Sweeping changes to protect firefighters from the cancer threat are not limited to big-city station houses; some fire chiefs in smaller cities and townships and of small volunteer departments in rural areas have made or are making real changes that ultimately will help save the lives of their firefighters.
That is the case at the Findlay Fire Department, where a visit by Rine last winter had a profound effect on city leaders, who weren’t aware of how deadly cancer had become in the fire service. Those city officials pledged their financial support to Findlay Chief Joshua Eberle and his 63-member department, and they have kept their word.
Each firefighter in the Findlay department now has two sets of gear. Firefighters have started to order and install vehicle-exhaust-removal systems in each of their four station houses, and they have bought extractor washing machines for two stations to clean gear. A federal grant also will help replace the self-contained breathing apparatus for each firefighter.
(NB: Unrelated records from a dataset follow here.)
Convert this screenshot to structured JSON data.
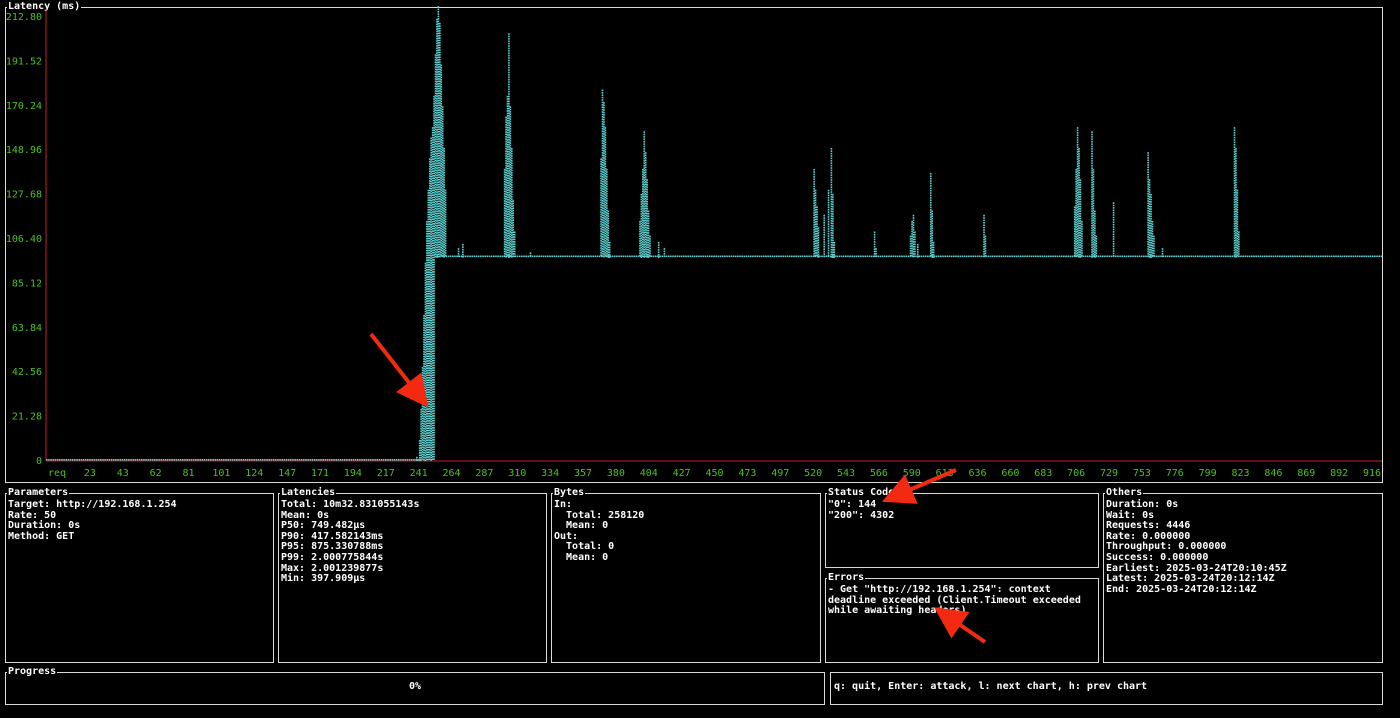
{
  "latency_panel": {
    "title": "Latency (ms)"
  },
  "chart_data": {
    "type": "scatter",
    "title": "Latency (ms)",
    "xlabel": "req",
    "ylabel": "",
    "y_ticks": [
      "0",
      "21.28",
      "42.56",
      "63.84",
      "85.12",
      "106.40",
      "127.68",
      "148.96",
      "170.24",
      "191.52",
      "212.80"
    ],
    "x_ticks": [
      "req",
      "23",
      "43",
      "62",
      "81",
      "101",
      "124",
      "147",
      "171",
      "194",
      "217",
      "241",
      "264",
      "287",
      "310",
      "334",
      "357",
      "380",
      "404",
      "427",
      "450",
      "473",
      "497",
      "520",
      "543",
      "566",
      "590",
      "613",
      "636",
      "660",
      "683",
      "706",
      "729",
      "753",
      "776",
      "799",
      "823",
      "846",
      "869",
      "892",
      "916"
    ],
    "ylim": [
      0,
      212.8
    ],
    "xlim": [
      0,
      928
    ],
    "baseline_segments": [
      {
        "x_start": 0,
        "x_end": 260,
        "y": 0.5
      },
      {
        "x_start": 270,
        "x_end": 928,
        "y": 98
      }
    ],
    "ramp": [
      [
        257,
        2
      ],
      [
        259,
        10
      ],
      [
        260,
        25
      ],
      [
        261,
        45
      ],
      [
        262,
        70
      ],
      [
        263,
        95
      ],
      [
        264,
        115
      ],
      [
        265,
        130
      ],
      [
        266,
        145
      ],
      [
        267,
        155
      ],
      [
        268,
        160
      ],
      [
        269,
        175
      ],
      [
        270,
        195
      ],
      [
        271,
        212
      ],
      [
        272,
        218
      ],
      [
        273,
        210
      ],
      [
        274,
        190
      ],
      [
        275,
        170
      ],
      [
        276,
        150
      ],
      [
        277,
        130
      ]
    ],
    "spikes": [
      {
        "x": 286,
        "y": 102
      },
      {
        "x": 289,
        "y": 104
      },
      {
        "x": 318,
        "y": 140
      },
      {
        "x": 319,
        "y": 165
      },
      {
        "x": 320,
        "y": 175
      },
      {
        "x": 321,
        "y": 205
      },
      {
        "x": 322,
        "y": 170
      },
      {
        "x": 323,
        "y": 150
      },
      {
        "x": 324,
        "y": 125
      },
      {
        "x": 325,
        "y": 110
      },
      {
        "x": 336,
        "y": 100
      },
      {
        "x": 385,
        "y": 145
      },
      {
        "x": 386,
        "y": 178
      },
      {
        "x": 387,
        "y": 172
      },
      {
        "x": 388,
        "y": 160
      },
      {
        "x": 389,
        "y": 140
      },
      {
        "x": 390,
        "y": 120
      },
      {
        "x": 391,
        "y": 105
      },
      {
        "x": 412,
        "y": 115
      },
      {
        "x": 413,
        "y": 128
      },
      {
        "x": 414,
        "y": 140
      },
      {
        "x": 415,
        "y": 158
      },
      {
        "x": 416,
        "y": 148
      },
      {
        "x": 417,
        "y": 135
      },
      {
        "x": 418,
        "y": 120
      },
      {
        "x": 419,
        "y": 108
      },
      {
        "x": 425,
        "y": 105
      },
      {
        "x": 429,
        "y": 102
      },
      {
        "x": 533,
        "y": 140
      },
      {
        "x": 534,
        "y": 130
      },
      {
        "x": 535,
        "y": 122
      },
      {
        "x": 536,
        "y": 112
      },
      {
        "x": 540,
        "y": 118
      },
      {
        "x": 543,
        "y": 130
      },
      {
        "x": 545,
        "y": 150
      },
      {
        "x": 546,
        "y": 128
      },
      {
        "x": 547,
        "y": 105
      },
      {
        "x": 575,
        "y": 110
      },
      {
        "x": 576,
        "y": 102
      },
      {
        "x": 600,
        "y": 108
      },
      {
        "x": 601,
        "y": 115
      },
      {
        "x": 602,
        "y": 118
      },
      {
        "x": 603,
        "y": 110
      },
      {
        "x": 605,
        "y": 104
      },
      {
        "x": 614,
        "y": 138
      },
      {
        "x": 615,
        "y": 120
      },
      {
        "x": 616,
        "y": 105
      },
      {
        "x": 651,
        "y": 118
      },
      {
        "x": 652,
        "y": 108
      },
      {
        "x": 714,
        "y": 122
      },
      {
        "x": 715,
        "y": 140
      },
      {
        "x": 716,
        "y": 160
      },
      {
        "x": 717,
        "y": 150
      },
      {
        "x": 718,
        "y": 135
      },
      {
        "x": 719,
        "y": 115
      },
      {
        "x": 726,
        "y": 158
      },
      {
        "x": 727,
        "y": 140
      },
      {
        "x": 728,
        "y": 120
      },
      {
        "x": 729,
        "y": 108
      },
      {
        "x": 741,
        "y": 124
      },
      {
        "x": 765,
        "y": 148
      },
      {
        "x": 766,
        "y": 135
      },
      {
        "x": 767,
        "y": 128
      },
      {
        "x": 768,
        "y": 115
      },
      {
        "x": 769,
        "y": 108
      },
      {
        "x": 775,
        "y": 102
      },
      {
        "x": 825,
        "y": 160
      },
      {
        "x": 826,
        "y": 150
      },
      {
        "x": 827,
        "y": 130
      },
      {
        "x": 828,
        "y": 110
      }
    ]
  },
  "parameters": {
    "title": "Parameters",
    "target": "Target: http://192.168.1.254",
    "rate": "Rate: 50",
    "duration": "Duration: 0s",
    "method": "Method: GET"
  },
  "latencies": {
    "title": "Latencies",
    "total": "Total: 10m32.831055143s",
    "mean": "Mean: 0s",
    "p50": "P50: 749.482µs",
    "p90": "P90: 417.582143ms",
    "p95": "P95: 875.330788ms",
    "p99": "P99: 2.000775844s",
    "max": "Max: 2.001239877s",
    "min": "Min: 397.909µs"
  },
  "bytes": {
    "title": "Bytes",
    "in_label": "In:",
    "in_total": "  Total: 258120",
    "in_mean": "  Mean: 0",
    "out_label": "Out:",
    "out_total": "  Total: 0",
    "out_mean": "  Mean: 0"
  },
  "status_codes": {
    "title": "Status Codes",
    "code_0": "\"0\": 144",
    "code_200": "\"200\": 4302"
  },
  "errors": {
    "title": "Errors",
    "message": "- Get \"http://192.168.1.254\": context deadline exceeded (Client.Timeout exceeded while awaiting headers)"
  },
  "others": {
    "title": "Others",
    "duration": "Duration: 0s",
    "wait": "Wait: 0s",
    "requests": "Requests: 4446",
    "rate": "Rate: 0.000000",
    "throughput": "Throughput: 0.000000",
    "success": "Success: 0.000000",
    "earliest": "Earliest: 2025-03-24T20:10:45Z",
    "latest": "Latest: 2025-03-24T20:12:14Z",
    "end": "End: 2025-03-24T20:12:14Z"
  },
  "progress": {
    "title": "Progress",
    "percent_text": "0%",
    "value": 0
  },
  "help": {
    "text": "q: quit, Enter: attack, l: next chart, h: prev chart"
  },
  "colors": {
    "axis": "#cc1f1f",
    "tick_label": "#4cc21e",
    "data": "#5fd3d3",
    "border": "#d9d9d9",
    "annotation_arrow": "#f22a12"
  }
}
Eberle also implemented policy changes, including making the incident commander at each scene responsible for ensuring that firefighters keep their gear on while responding to fires. Firetrucks are equipped with decontamination buckets that contain wipes, brushes and hoses.
All the cancer-prevention efforts are personal in Findlay. One firefighter has died of what’s believed to have been occupational cancer, and many more have been diagnosed with forms of the disease.
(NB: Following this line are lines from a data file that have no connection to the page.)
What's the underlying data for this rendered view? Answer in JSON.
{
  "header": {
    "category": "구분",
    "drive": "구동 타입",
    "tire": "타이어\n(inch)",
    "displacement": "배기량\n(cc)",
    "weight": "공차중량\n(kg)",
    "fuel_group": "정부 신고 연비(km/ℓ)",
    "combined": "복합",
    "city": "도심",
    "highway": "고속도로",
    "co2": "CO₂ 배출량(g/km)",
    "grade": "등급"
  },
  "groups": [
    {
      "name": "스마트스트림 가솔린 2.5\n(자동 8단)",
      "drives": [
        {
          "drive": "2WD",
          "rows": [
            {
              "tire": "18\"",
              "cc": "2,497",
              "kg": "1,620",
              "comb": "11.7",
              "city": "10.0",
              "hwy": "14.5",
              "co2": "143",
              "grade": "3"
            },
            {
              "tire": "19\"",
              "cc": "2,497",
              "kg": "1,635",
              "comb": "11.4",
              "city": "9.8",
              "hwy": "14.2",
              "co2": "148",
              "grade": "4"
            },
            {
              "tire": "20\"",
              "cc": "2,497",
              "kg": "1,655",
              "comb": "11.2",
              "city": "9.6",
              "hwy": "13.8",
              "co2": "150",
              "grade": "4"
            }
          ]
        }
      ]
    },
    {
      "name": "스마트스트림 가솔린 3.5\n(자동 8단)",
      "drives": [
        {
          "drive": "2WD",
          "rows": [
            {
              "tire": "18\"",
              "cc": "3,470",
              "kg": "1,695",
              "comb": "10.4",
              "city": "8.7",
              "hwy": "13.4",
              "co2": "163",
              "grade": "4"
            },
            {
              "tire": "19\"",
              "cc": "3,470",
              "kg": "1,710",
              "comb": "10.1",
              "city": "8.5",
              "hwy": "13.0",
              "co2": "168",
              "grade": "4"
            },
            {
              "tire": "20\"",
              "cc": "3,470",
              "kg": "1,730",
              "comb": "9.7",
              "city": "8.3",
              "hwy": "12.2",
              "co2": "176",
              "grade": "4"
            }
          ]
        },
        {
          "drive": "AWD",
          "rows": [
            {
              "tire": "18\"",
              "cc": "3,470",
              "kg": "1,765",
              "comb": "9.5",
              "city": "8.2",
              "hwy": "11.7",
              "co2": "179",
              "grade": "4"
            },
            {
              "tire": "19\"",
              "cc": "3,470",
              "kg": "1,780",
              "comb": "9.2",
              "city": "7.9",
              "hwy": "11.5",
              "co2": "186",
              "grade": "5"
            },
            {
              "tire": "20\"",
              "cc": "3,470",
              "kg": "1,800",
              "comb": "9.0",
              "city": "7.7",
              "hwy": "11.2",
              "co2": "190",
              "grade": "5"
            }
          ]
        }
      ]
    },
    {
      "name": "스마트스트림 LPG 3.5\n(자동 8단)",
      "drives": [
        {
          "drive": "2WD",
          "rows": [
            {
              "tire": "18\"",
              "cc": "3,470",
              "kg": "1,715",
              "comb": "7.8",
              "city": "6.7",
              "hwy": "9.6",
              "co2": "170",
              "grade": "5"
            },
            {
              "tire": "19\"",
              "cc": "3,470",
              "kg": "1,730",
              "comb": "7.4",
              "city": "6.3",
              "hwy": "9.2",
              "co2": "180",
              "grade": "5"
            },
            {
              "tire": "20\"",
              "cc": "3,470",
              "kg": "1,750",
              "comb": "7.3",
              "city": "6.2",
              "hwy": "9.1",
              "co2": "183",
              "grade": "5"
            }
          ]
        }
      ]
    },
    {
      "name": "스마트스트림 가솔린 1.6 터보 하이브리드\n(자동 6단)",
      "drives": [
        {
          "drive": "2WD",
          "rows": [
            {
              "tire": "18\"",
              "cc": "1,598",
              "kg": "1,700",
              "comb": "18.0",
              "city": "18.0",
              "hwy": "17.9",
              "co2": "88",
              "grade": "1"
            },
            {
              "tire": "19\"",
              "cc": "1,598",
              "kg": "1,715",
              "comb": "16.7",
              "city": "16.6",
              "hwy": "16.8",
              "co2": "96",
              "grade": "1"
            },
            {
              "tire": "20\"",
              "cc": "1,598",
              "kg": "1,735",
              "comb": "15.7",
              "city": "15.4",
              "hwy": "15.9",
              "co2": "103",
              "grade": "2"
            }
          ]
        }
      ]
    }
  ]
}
“We always focus on the dangers of the job being the actual fire or a collapsing building, or the past decade, it was more of heart attacks,” Eberle said. “But the biggest danger to us of all is cancer, and it’s not close. The statistics are scary.”
The Ohio Bureau of Workers’ Compensation awarded $331,000 in grants this month to 33 departments in the state to help them buy gear or equipment that reduces the cancer threat.
Columbus received about $12,000 to buy fabric hoods that firefighters wear under their helmets. National studies have found that swapping out hoods for clean ones immediately after fighting a fire greatly reduces exposure to carcinogens.
BWC plans to award $2 million annually to departments in the state to help reduce cancer.
Ben French, an assistant chief at the Pleasant Township Fire Department in Clark County, is one of the many fire chiefs who took advantage of BWC’s grant program to improve that department’s cancer-prevention efforts.
The $12,805 grant will allow Pleasant Township to buy one extractor/washer to clean gear, 25 sets of washable gloves, and 25 barrier hoods for its 22 firefighters. Once the new equipment arrives, the department will implement a standard operating procedure for cancer prevention.
“We are all aware of the stuff that is burning now — as opposed to 40 years ago — and what it can do to us,” French said. “It’s all about reducing our risk. We not only want them to go home safely after each shift, but also have a happy retirement.”